Per la Calabria perennemente assetata d’acqua, arriva finalmente il via libera per la fase sperimentale della Diga Re di Sole. Ma è veramente una bella notizia? O, forse, ci troviamo di fronte all’ennesimo plot di un Mezzogiorno che ha sprecato tempo, risorse e denaro? La pur comprensibile gioia dell’amministrazione regionale nel registrare il piccolo passo avanti, viene diluita dalla storia di quell’invaso. Perchè, quella diga è attesa dalla fine degli anni Sessanta e i lavori vanno avanti, a singhiozzo, da quasi mezzo secolo. Quell’invaso, oggi, non avrà la stessa utilità che avrebbe potuto esercitare, se fosse stata realizzata in tempi “civili”. Dagli anni ottanta ad oggi, infatti, il settore agricolo che avrebbe dovuto usufruire di quelle acque è completamente cambiato, ridotto quasi allo stremo da una crisi senza precedenti.

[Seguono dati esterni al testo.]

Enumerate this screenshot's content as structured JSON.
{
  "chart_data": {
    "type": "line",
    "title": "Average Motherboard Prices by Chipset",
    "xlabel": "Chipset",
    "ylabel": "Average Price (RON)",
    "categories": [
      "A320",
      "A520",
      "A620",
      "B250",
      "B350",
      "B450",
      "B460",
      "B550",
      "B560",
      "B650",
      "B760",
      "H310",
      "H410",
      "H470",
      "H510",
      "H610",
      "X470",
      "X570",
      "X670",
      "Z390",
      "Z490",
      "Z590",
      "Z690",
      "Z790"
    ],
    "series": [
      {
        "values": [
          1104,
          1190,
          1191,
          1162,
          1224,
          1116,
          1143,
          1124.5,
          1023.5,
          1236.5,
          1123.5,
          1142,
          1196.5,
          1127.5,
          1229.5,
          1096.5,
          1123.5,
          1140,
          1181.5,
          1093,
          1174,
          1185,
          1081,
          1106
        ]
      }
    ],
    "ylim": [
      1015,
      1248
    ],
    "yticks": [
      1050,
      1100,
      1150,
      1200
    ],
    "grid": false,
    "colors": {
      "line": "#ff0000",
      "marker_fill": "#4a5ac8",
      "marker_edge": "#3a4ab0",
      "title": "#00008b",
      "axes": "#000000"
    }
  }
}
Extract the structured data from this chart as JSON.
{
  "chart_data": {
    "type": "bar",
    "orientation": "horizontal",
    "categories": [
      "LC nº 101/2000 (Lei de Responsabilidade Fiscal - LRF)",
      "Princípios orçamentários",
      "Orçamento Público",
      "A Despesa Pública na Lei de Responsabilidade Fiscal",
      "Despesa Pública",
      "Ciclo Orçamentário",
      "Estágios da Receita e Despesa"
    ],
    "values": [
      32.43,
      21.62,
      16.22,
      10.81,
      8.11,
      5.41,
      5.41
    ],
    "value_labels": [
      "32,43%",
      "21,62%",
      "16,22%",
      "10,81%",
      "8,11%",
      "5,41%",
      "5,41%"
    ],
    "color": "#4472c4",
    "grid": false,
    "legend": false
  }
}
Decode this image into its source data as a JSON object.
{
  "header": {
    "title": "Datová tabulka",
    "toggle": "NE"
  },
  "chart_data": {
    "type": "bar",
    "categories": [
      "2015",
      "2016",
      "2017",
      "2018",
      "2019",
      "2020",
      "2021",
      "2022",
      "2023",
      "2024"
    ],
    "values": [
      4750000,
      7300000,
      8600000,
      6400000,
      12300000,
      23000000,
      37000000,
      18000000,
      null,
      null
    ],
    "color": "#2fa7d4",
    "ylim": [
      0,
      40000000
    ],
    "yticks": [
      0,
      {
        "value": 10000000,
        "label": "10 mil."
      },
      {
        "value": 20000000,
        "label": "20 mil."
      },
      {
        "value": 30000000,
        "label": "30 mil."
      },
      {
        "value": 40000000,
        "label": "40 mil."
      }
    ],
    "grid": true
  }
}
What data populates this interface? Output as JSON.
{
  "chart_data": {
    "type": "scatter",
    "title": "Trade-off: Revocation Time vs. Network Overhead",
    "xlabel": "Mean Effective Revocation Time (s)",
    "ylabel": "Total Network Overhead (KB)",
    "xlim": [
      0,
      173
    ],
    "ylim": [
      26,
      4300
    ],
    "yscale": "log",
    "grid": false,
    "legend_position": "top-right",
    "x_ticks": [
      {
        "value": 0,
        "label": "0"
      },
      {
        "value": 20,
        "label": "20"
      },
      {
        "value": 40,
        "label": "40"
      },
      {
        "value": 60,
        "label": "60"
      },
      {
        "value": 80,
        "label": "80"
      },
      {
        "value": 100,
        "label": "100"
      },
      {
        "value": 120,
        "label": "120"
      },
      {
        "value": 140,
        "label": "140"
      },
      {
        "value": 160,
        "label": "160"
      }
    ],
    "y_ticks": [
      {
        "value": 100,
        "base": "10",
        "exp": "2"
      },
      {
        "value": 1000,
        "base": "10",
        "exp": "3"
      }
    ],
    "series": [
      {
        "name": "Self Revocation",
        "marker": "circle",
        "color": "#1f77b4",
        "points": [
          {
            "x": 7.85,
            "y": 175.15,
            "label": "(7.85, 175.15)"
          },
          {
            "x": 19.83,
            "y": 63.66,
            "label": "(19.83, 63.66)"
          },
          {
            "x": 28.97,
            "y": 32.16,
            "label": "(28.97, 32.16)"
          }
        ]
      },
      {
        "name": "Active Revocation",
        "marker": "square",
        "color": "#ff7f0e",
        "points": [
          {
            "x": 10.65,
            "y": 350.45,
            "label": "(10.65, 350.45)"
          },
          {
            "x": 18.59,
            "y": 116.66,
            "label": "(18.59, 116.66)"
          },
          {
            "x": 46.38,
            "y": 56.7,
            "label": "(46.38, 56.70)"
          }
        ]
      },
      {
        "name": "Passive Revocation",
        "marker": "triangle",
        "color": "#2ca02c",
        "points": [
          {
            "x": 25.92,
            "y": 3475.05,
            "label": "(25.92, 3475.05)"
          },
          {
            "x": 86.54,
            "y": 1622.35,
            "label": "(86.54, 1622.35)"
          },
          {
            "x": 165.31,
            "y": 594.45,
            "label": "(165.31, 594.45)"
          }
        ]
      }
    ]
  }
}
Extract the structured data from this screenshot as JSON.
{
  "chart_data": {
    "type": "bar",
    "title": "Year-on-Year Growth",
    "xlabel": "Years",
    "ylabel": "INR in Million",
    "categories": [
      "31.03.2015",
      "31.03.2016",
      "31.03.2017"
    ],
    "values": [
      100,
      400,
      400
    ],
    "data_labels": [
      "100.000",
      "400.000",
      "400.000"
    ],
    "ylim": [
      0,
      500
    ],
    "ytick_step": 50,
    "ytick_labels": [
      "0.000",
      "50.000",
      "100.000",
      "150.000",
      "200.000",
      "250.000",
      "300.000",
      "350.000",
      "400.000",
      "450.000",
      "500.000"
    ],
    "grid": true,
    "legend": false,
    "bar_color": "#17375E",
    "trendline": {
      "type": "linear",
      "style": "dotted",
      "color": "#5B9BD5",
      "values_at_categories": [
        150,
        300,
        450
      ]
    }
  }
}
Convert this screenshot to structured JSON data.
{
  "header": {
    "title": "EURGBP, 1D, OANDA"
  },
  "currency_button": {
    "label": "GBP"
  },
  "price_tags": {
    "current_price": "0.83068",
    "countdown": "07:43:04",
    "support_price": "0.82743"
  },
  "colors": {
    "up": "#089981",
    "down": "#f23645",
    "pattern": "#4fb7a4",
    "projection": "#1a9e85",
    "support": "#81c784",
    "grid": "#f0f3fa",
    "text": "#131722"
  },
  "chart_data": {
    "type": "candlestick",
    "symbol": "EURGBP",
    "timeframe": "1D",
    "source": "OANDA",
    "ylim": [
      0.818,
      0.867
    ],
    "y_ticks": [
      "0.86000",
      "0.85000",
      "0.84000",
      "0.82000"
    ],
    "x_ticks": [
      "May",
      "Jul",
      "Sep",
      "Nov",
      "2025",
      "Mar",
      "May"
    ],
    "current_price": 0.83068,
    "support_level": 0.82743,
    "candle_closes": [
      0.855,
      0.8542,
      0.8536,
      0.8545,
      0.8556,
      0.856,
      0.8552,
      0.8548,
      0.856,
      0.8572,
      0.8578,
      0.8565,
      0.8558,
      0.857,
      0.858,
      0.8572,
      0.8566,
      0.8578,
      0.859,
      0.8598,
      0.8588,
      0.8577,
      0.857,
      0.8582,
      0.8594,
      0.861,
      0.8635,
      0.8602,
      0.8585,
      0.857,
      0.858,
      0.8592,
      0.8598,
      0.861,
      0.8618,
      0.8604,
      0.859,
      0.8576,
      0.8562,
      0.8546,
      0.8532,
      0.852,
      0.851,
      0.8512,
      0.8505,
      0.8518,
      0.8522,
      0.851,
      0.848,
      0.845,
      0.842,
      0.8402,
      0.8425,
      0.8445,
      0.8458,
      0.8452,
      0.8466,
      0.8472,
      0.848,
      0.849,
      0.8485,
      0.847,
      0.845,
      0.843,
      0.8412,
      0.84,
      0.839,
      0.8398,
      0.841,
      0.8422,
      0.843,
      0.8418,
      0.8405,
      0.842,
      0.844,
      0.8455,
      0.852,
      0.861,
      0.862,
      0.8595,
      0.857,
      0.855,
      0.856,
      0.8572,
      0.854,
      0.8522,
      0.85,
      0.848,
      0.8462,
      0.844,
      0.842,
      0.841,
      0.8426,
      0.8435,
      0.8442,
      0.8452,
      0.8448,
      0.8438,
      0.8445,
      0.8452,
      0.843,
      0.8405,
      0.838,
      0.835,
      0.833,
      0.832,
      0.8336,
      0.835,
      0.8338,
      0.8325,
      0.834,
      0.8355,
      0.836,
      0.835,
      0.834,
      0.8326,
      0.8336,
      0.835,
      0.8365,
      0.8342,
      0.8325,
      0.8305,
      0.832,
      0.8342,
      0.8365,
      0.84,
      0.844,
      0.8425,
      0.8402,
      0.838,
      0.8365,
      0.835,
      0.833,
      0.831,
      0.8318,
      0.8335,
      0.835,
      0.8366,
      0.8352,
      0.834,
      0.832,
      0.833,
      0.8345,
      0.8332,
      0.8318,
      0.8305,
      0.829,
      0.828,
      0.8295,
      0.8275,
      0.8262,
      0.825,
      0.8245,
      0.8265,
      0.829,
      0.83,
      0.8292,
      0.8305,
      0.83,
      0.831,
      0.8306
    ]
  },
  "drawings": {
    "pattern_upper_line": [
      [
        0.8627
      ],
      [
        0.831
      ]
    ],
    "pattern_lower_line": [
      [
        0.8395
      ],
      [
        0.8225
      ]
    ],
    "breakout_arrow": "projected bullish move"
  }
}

A 46 anni di distanza dall’avvio dei lavori, quindi, parlare di “sperimentazione” suona come l’ennesima potenziale beffa. La diga Re di Sole si trova nel territorio del comune di San Giovanni in Fiore, una zona particolarmente ricca d’acqua. Oltre alla perenne incompiuta Re di Sole, in quella zona insistono due laghi artificiali, l’Arvo e l’Ampollino, e due invasi “fantasma”, opere progettate ma mai portate avanti.
Enorme diga in cemento armato e calcestruzzo, quell’opera è nota per essere una delle più grandi incompiute della Sila. La classica cattedrale nel deserto. E’ costata almeno 30 miliardi di lire. Venne progettata dall’allora Opera Sila (ente preposto allo sviluppo economico dell’altopiano silano) negli anni ’50. Il primo appalto risale al 1978 e l’opera venne terminata solo nel 1990. L’invaso non è mai entrato in funzione nonostante l’opera sia stata ufficialmente consegnata. La diga ha dimensioni piuttosto notevoli: 40 metri d’altezza per 13 metri di larghezza, e ben 180 mila metri cubi di pietrame e calcestruzzo utilizzati, per un invaso che avrebbe dovuto raccogliere solo 1 milione e mezzo di metri cubi d’acqua.
Attorno a quella diga, completata ma mai operativa, nacque una singolare leggenda. Si diceva che non potesse entrare in funzione perché mancava il custode. In realtà, la situazione era molto più grave e complessa. Infatti, l’opera non venne mai messa in funzione per vari motivi burocratici. L’Opera Sila – che aveva modificato la sua struttura, diventando Esac (Ente per lo sviluppo agricolo della Calabria) – non aveva i fondi necessari per gestirla. Anche l’interesse politico era scemato così come lo scopo per il quale l’opera fu realizzata a servizio delle aree agricole di molte località quali i Serrisi, il Germano e l’Olivaro, vista anche la crisi del settore e la chiusura di molte aziende.
Il bacino non è mai stato colmato poiché si ritenne che vi fossero delle vistose crepe nella diga che, in caso di riempimento, avrebbero potuto compromettere l’intera struttura con possibilità di cedimento e conseguente pericolo per le popolazioni che abitano nella vallata sottostante. Per questa ragione, nei primi anni 2000 vennero stanziati altri 600 milioni di lire per opere di consolidamento. Ma nonostante la copertura finanziaria, non risulta che quei lavori di messa in sicurezza siano mai stati eseguiti. Adesso, a settanta anni dalla progettazione, si parte con la fase sperimentale. Così, alla Regione Calabria per ora festeggiano tutti.